There is an average of 10 to 15 years when people are in denial about hearing loss. “This lets the customer come to us with inquiries,” she added. “It’s a soft sell.”
The company has launched a version of its website especially for people accessing it on their mobile phones. “People have moved from laptops to mobiles, and businesses now have to move everything with them,” said Madden.
Google agrees. Its GoMo initiative,, helps businesses “mobilise” websites. Existing websites, designed for desktop computers, are often unsuited to mobile devices.
Mobile internet searches have grown by 400% since 2010, tallying with the growth in popularity of smartphones such as iPhones and Blackberries. Google predicts that by next year more people will use mobile phones than PCs to get online. It says that 95% of smartphone users have searched for local information on their device, with 61% of users calling a business after searching and 50% of mobile searches leading to a purchase.

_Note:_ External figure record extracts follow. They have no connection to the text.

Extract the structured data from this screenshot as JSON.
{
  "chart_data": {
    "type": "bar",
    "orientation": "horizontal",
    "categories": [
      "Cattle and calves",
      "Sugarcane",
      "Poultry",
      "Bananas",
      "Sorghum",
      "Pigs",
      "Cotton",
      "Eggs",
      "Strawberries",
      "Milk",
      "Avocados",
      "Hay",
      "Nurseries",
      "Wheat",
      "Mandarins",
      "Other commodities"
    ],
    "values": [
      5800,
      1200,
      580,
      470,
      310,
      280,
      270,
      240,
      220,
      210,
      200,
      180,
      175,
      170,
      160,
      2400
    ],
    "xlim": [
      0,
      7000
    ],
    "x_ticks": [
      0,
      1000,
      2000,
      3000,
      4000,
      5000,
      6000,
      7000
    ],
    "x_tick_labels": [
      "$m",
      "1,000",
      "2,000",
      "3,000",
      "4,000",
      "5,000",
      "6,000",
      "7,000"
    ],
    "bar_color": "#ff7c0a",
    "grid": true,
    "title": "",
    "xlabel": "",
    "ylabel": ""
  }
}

“Every businessperson out there has a smartphone in his or her hand all the time, and numbers are increasing,” said Anthony Quigley, chief executive of the Digital Marketing Institute.
“If businesspeople have smartphones, then you, as a businessperson, need to ask what you should be doing to reach them.”
Do you need to be building an app? Should you be engaging in SMS marketing? Does your email marketing even work on smartphones?
Emails designed for PCs, with graphics or jpeg signatures, are unreadable by some mobile devices.
Businesses that depend on a very defined catchment area can steal a march on the competition simply by being mobile-savvy.
“You can get a click-to-call service on Google Adwords which means customers will be able to call you straight away,” he said. “If I’ve locked my keys in my car and need a locksmith quickly, the one I find nearby on my mobile phone who has click to call, is at a huge advantage over one who hasn’t.”